L'importante scoperta è frutto del lavoro del team del Global Viral Surveillance Program di Abbott

Per la prima volta dopo 19 anni è stato scoperto un nuovo ceppo del virus HIV. Di questa importante novità, frutto del lavoro di un team scientifico della casa farmaceutica Abbott, si è parlato in un articolo pubblicato sulle pagine della rivista scientifica Journal of Acquired Immune Deficiency Syndromes.

Il nuovo ceppo del virus è stato battezzato con il nome HIV-1 gruppo M sottotipo L. Il risultato in questione è stato commentato dalla Dottoressa Mary Rodgers, ricercatrice, la quale ha sottolineato che il ceppo appena scoperto è molto raro.

Entrando nel dettaglio del lavoro che ha permesso l’importante scoperta, ricordiamo che il sottotipo di HIV sopra citato è stato trovato in alcuni campioni di sangue raccolti nel 1983, nel 1990 e nel 2001 nel territorio della Repubblica Democratica del Congo.

La Rodgers, Direttrice del team scientifico del Global Viral Surveillance Program (progetto nato più di 20 anni fa con lo scopo di monitorare le novità relative ai virus dell’epatite e dell’HIV), ha sottolineato che, per arrivare al risultato, sono state utilizzate le più moderne tecniche di sequenziamento del DNA.

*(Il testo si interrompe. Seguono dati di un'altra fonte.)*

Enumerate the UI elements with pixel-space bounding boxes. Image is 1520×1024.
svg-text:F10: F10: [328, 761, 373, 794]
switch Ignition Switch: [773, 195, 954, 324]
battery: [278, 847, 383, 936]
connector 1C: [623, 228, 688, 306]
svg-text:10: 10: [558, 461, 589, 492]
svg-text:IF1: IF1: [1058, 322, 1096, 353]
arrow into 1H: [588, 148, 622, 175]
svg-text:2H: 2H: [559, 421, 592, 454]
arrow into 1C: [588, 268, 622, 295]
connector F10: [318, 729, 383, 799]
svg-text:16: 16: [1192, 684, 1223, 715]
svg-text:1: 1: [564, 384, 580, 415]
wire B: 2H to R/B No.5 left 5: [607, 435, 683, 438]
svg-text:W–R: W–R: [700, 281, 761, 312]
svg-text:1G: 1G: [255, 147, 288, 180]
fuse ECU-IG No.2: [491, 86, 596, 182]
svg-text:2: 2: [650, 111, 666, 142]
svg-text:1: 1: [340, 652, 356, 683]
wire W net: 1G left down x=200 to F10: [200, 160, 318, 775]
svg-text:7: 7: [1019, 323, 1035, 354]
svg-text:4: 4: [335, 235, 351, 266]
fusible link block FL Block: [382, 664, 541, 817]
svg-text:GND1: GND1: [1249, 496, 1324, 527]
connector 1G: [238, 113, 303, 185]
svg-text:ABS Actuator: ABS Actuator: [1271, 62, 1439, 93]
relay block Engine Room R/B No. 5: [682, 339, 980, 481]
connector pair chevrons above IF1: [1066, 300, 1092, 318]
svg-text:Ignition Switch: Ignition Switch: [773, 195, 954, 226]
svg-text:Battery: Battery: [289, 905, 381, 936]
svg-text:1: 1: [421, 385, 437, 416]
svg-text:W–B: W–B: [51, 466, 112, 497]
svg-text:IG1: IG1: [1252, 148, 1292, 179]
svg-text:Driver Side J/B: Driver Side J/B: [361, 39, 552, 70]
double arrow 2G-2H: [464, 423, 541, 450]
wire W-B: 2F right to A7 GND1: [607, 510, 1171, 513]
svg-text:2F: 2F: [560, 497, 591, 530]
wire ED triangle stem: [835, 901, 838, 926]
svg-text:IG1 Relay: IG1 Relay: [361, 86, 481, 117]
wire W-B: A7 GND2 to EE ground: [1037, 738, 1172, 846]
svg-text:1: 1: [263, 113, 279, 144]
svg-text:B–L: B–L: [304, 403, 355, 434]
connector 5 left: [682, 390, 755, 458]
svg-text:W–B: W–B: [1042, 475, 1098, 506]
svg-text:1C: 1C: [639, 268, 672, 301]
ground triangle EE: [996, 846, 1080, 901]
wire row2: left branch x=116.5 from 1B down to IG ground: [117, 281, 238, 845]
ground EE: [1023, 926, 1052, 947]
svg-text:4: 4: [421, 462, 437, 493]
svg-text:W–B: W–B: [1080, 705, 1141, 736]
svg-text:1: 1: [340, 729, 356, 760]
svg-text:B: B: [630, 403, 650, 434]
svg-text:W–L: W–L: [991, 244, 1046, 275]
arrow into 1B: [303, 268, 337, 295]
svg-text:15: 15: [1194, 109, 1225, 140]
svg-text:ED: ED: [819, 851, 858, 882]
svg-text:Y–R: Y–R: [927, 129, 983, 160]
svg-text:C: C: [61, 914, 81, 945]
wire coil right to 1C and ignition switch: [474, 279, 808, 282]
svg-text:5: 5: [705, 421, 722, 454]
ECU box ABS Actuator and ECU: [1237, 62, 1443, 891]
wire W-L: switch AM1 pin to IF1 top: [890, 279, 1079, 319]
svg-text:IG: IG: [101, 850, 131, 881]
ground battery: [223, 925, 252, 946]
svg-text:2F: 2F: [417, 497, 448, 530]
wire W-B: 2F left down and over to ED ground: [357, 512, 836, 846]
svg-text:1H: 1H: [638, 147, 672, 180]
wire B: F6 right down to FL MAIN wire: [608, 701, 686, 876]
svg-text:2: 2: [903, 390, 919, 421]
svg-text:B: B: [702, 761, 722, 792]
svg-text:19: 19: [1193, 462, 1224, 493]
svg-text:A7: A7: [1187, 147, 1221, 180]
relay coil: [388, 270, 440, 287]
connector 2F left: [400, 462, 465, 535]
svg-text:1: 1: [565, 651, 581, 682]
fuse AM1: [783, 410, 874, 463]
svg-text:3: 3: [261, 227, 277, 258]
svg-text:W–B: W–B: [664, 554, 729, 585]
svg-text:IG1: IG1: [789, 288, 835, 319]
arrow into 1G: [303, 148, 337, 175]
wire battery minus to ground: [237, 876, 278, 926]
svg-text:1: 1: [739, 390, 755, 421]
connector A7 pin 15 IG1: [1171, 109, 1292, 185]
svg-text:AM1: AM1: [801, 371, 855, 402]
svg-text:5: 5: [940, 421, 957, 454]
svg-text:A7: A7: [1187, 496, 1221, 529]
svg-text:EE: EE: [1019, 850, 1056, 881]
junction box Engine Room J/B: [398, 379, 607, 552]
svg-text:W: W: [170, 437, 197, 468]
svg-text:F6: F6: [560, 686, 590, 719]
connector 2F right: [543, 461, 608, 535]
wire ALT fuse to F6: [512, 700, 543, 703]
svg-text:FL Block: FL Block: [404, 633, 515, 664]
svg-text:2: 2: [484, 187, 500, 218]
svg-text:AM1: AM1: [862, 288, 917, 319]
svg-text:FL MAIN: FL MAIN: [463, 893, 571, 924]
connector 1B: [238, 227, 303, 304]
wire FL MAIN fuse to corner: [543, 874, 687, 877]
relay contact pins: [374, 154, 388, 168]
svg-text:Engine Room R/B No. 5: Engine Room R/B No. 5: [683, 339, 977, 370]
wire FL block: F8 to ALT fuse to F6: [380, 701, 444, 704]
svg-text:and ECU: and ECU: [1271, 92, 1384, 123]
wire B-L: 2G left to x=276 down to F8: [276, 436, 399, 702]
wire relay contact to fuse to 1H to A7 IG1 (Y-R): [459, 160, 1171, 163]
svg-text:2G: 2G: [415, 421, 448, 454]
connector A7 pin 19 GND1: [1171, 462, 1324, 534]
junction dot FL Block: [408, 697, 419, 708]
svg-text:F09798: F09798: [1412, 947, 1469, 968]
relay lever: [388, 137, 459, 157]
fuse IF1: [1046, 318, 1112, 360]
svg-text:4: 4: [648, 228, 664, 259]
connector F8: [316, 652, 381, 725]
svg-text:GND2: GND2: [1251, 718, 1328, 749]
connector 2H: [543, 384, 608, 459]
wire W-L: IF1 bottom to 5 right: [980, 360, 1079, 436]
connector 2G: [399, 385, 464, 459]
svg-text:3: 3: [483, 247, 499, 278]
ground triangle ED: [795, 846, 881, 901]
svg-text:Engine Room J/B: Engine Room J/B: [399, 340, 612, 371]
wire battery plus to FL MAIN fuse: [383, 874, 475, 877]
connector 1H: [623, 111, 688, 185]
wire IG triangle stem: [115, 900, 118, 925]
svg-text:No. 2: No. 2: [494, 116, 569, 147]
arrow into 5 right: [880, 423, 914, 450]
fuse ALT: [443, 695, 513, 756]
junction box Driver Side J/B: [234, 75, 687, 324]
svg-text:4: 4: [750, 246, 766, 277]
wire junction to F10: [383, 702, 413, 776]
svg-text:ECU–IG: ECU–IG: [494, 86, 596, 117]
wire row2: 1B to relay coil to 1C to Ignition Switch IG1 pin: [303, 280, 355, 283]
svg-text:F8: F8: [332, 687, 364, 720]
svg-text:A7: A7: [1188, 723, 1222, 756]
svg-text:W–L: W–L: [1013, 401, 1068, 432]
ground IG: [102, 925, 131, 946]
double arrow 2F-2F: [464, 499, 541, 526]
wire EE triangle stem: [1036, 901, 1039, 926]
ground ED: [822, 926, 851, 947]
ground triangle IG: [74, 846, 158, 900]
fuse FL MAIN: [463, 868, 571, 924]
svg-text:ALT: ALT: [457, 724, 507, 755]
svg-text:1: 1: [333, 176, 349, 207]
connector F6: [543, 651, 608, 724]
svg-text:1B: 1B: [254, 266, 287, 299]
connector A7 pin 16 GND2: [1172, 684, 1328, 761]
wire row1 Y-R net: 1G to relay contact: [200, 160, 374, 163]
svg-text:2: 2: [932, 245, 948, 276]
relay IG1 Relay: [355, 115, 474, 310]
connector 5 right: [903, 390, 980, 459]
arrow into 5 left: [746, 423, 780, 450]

Mary Rodgers ha altresì specificato che, fino a qualche tempo fa, impegnarsi per individuare nuovi ceppi di virus era un po’ come cercare un ago in un pagliaio. Oggi, invece, le cose sono cambiate perché “abbiamo un magnete che tira fuori l’ago”.

L’esperta ha spiegato che, per debellare la pandemia che ha infettato fino ad oggi 75 milioni di persone in tutto il mondo, è necessario superare in astuzia un virus che cambia continuamente. Decisive a tal proposito sono le innovazioni come le già citate tecniche di sequenziamento del DNA.

La scoperta del nuovo ceppo di HIV è rilevante, ma non deve destare preoccupazione. A rassicurare in merito ci ha pensato Anthony Fauci, Direttore del National Institute of Allergy and Infectious Diseases. Nel corso di un’intervista rilasciata alla CNN, l’immunologo americano ha fatto presente che i trattamenti oggi disponibili sono efficaci sia su questo ceppo, sia sugli altri cgià classificati dalla scienza.

Fauci ha comunque evidenziato che il risultato del lavoro del Global Viral Surveillance Program – il cui team ha lavorato in collaborazione con un’equipe dell’Università del Missouri – può fornire delle indicazioni utili per comprendere come si evolve il virus. Il Direttore del National Institute of Allergy and Infectious Diseases ha inoltre ricordato che, fino ad ora, non sono tante le persone infettate da questo ceppo di HIV.